AXT Inc. rises 10% as Chinese export restrictions squeeze global indium phosphide supply
The compound semiconductor company controls a massive share of the world's InP supply, and Beijing's export permit delays are turning a niche material into a strategic flashpoint.
AXT Inc. jumped roughly 10% as investors scrambled to price in what happens when China tightens the spigot on a material the AI industry desperately needs.
The catalyst: indium phosphide, a compound semiconductor substrate that sits at the heart of the optical interconnects powering AI data centers. China’s export control regulations, which took effect on February 4, 2025, now require permits for overseas shipment of InP substrates. And those permits, it turns out, are not arriving on schedule.
A 250% price spike tells the story
Prices for 6-inch InP wafers have surged 250% to around $5,000 since Beijing’s export restrictions kicked in.
AXT and Japan’s Sumitomo Electric together control nearly 80% of the global InP supply. AXT’s primary production unit, Beijing Tongmei Xtal Technology, received its first export permits back in June 2025. But the company continues to face permitting delays stretching into 2026. AXT has called the export permit complications its “most significant challenge.”
The company’s North American revenue share dropped from 8% in 2024 to approximately 2% in 2025.

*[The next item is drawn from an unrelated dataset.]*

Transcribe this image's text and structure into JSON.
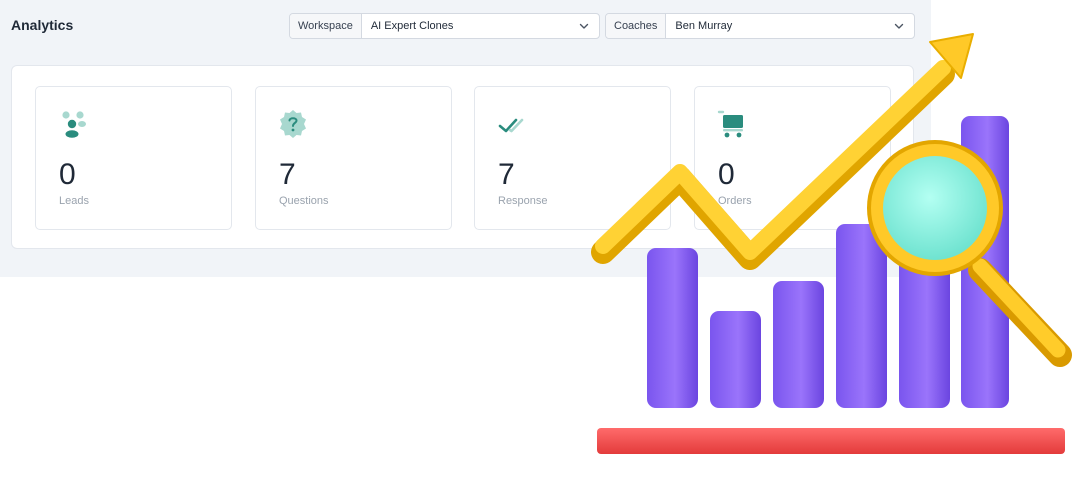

Why InP matters for AI infrastructure
Indium phosphide is the substrate material used to manufacture the photonic chips that enable high-speed optical communication inside and between data centers. Major clients in this space include companies like Coherent and Lumentum, both of which build the optical components that hyperscalers rely on. Industry players are already facing multi-year backlogs.
AXT’s local supplier model and strategic moves
AXT’s pitch to investors has centered on its local supplier model, which the company positions as a buffer against Chinese export restrictions. By vertically integrating through Tongmei and controlling its own substrate production in China, AXT aims to maintain more predictable access to materials than competitors who rely on third-party Chinese suppliers.
On the expansion front, AXT is pursuing capacity growth at Tongmei and exploring a potential listing for the subsidiary on the Shanghai STAR Market. A STAR Market listing would raise capital for expansion and anchor Tongmei more firmly in the Chinese domestic ecosystem.
What this means for investors
The 10% pop in AXT’s share price reflects a market waking up to concentration risk in a critical material. When two companies control 80% of global supply and one of them operates primarily in a country imposing export restrictions, the pricing power implications are significant.
AXT’s revenue numbers tell a cautionary tale. A drop from 8% to 2% North American revenue share suggests the export controls are doing real damage to the company’s ability to serve its most lucrative markets. Higher wafer prices don’t help if volumes collapse.
For investors evaluating AXT specifically, the key variables to watch are permit approval timelines and the progress of the potential STAR Market listing. If Tongmei’s export licenses start flowing more consistently, AXT’s stock has meaningful upside given the 250% increase in wafer prices. If permits remain bottlenecked, the company risks becoming a price beneficiary on paper that can’t translate elevated market prices into actual revenue growth in Western markets.